22 November 2015

How I Meta'd Your Mother


THE FINAL GIRLS (C+) - This spoof of horror films tries to subvert not only the original genre but the recent era of ironic horror-film spoofs. It's an interesting idea, but the filmmakers don't really pull it off in the end, instead descending into some of the same cliches up for ribbing.

With newcomers penning the script (M.A. Fortin and Joshua John Miller), a journeyman comedy director (Todd Strauss-Schulson) behind the camera and a shaky cast in front of it, "Final Girls" is a fun idea in search of solid execution. It's often difficult to tell whether some of the corniness is intentional. Keeping the audience off-balance is admirable, but this team fumbles a sophisticated concept.
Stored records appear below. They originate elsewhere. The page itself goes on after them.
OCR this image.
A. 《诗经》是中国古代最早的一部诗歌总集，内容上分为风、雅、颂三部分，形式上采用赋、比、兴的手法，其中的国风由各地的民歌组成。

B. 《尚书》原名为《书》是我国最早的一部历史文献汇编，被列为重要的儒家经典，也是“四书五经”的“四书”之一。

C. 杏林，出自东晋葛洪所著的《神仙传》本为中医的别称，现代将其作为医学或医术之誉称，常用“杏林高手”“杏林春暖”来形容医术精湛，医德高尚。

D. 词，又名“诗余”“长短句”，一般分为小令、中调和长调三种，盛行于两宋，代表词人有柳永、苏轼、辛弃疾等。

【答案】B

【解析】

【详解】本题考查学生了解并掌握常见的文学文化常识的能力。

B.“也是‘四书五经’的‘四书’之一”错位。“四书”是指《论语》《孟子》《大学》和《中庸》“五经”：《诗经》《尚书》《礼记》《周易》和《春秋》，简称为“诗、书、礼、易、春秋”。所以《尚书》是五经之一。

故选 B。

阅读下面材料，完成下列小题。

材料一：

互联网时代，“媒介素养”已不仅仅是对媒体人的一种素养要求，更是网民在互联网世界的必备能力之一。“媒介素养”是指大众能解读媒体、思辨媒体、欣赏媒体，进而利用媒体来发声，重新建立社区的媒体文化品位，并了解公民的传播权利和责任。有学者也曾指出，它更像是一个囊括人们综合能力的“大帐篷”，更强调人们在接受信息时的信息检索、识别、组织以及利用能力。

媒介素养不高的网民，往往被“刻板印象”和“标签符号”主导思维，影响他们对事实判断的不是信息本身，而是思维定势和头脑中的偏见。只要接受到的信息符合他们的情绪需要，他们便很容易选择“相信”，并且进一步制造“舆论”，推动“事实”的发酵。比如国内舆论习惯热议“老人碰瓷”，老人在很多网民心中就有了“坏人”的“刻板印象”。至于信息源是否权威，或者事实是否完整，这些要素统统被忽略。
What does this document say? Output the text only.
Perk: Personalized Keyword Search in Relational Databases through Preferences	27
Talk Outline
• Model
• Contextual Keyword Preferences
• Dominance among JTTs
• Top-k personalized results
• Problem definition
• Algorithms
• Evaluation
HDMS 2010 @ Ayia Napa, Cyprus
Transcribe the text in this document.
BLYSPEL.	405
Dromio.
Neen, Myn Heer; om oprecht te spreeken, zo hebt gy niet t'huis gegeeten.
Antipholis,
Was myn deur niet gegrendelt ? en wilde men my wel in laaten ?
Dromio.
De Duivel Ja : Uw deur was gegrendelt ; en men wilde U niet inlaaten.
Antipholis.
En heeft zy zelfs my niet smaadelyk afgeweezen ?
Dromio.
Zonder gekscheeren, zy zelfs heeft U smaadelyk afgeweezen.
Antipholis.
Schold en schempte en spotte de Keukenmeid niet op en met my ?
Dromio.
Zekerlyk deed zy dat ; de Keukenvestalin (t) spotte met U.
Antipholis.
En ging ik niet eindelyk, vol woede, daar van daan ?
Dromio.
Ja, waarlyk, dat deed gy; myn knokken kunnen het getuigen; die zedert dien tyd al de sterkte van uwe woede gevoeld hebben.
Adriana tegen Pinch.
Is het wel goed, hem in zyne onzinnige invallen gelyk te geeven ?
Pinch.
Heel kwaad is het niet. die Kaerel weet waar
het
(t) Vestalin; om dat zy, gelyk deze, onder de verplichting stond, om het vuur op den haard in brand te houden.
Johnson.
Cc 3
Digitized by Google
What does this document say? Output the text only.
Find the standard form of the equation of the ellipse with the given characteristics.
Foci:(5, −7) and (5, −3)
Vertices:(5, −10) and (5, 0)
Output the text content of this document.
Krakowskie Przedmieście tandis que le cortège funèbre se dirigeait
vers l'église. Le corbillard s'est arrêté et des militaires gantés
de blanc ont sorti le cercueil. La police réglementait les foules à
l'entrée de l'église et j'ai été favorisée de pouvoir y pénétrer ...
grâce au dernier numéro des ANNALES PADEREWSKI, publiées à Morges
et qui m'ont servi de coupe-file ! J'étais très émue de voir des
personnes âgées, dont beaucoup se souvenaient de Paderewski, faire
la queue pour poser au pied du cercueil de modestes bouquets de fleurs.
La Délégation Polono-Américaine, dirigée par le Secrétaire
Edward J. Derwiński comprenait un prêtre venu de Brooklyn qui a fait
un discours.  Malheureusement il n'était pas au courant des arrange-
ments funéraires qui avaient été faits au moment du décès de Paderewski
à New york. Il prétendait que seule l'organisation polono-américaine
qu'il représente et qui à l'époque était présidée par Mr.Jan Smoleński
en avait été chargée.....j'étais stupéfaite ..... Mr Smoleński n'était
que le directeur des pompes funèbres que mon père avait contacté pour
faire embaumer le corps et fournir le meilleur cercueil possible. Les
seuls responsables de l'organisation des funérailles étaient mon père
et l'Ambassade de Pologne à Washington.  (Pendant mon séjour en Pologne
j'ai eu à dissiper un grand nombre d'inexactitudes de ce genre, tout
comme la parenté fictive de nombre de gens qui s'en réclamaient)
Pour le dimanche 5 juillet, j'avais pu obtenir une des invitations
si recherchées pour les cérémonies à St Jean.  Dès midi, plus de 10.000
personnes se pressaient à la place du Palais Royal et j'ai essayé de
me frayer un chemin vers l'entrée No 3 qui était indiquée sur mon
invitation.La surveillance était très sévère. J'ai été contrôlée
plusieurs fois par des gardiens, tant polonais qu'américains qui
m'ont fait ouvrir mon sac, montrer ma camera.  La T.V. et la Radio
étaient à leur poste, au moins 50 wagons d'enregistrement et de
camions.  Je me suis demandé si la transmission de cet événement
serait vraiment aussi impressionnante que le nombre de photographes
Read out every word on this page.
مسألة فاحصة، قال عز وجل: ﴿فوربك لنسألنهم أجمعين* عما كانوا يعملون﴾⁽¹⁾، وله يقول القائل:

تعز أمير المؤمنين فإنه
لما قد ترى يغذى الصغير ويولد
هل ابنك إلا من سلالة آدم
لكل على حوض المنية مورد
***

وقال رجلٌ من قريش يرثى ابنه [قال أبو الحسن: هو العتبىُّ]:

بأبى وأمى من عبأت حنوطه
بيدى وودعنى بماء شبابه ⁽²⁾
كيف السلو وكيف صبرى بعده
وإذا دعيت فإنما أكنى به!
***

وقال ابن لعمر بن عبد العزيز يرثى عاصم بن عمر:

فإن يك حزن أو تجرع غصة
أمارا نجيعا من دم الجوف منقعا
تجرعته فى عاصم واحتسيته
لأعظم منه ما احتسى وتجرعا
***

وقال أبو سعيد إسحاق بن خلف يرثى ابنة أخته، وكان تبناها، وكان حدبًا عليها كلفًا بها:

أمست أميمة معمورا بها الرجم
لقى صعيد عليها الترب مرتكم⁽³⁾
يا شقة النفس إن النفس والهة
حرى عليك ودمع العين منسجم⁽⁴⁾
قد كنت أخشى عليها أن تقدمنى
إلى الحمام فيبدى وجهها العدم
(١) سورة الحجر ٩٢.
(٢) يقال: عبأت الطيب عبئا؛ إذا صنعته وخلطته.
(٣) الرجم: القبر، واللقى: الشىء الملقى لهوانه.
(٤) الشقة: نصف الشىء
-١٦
Here it is: High schooler Max's mom dies. The mom was a struggling actress famous for starring in a pair of cult-classic horror films from the '80s ("Camp Bloodbath") that traffic in all the cliches spawned by "Halloween" and its successors. While attending a retro screening of "Camp Bloodbath," Max and her friends flee the fiery theater through the cinema's screen. They end up sucked into the celluloid and trapped in the original film, where Max gets to bond again with a young version of her mom while trying to outwit the machete-wielding killer. (The goal is to survive along with the film's "final girl," i.e., the last surviving character in every slasher film who finally slays the killer.) It's a movie within a movie within a movie. Sort of.
Taisa Farmiga (as Max) leads a cast from the B-list, each of whom calls to mind a more well-known actor. Mom is played by Malin Akerman ("The Heartbreak Kid"), a poor man's Cameron Diaz. The hunky love interest could have been a Hemsworth. The horny guy in the original "Camp Bloodbath" seems to be doing a Jack Black imitation. Of course, Farmiga herself is a poor man's Vera Farmiga (her older sister). The only refreshing turn here comes from Angela Trimbur, who sports a perfect Pat Benatar-inspired look as the horny gal in the cult film, the prototypical you-fuck-you-die hottie in the bikini top and short shorts. Thomas Middleditch (HBO's "Silicon Valley") could be channeling any of the men on "Friends" as the obnoxious fanboy grooving on the chance to dive inside his favorite bad movie.

The bittersweet opportunity for Max to get a second chance to bond with her mother (albeit with her mom acting as "Nancy," the naive virgin fated to pay the ultimate price for abandoning her chastity) morphs awkwardly throughout the film. At times, it's hard to tell whether the filmmakers are also trying to spoof an "Afterschool Special" or are going for genuine pathos. (Farmiga is not a convincing crier -- but is that supposed to be intentionally obvious?) Are the filmmakers expertly mixing genres and exploiting time warps, or are they merely in over their heads and struggling to have it all make sense? They unconvincingly de-age Ackerman (who is 37) so that she's believable as a teenager from the '80s; but is that a wink at the Hollywood convention of casting 30-year-olds as teenagers in slasher films?

Interest wanes when the story continually turns back on itself. The actors don't have the chops to either milk this as broad farce or find a fresh way to plumb the depths of this meta experiment. It's an interesting swing-and-a-miss.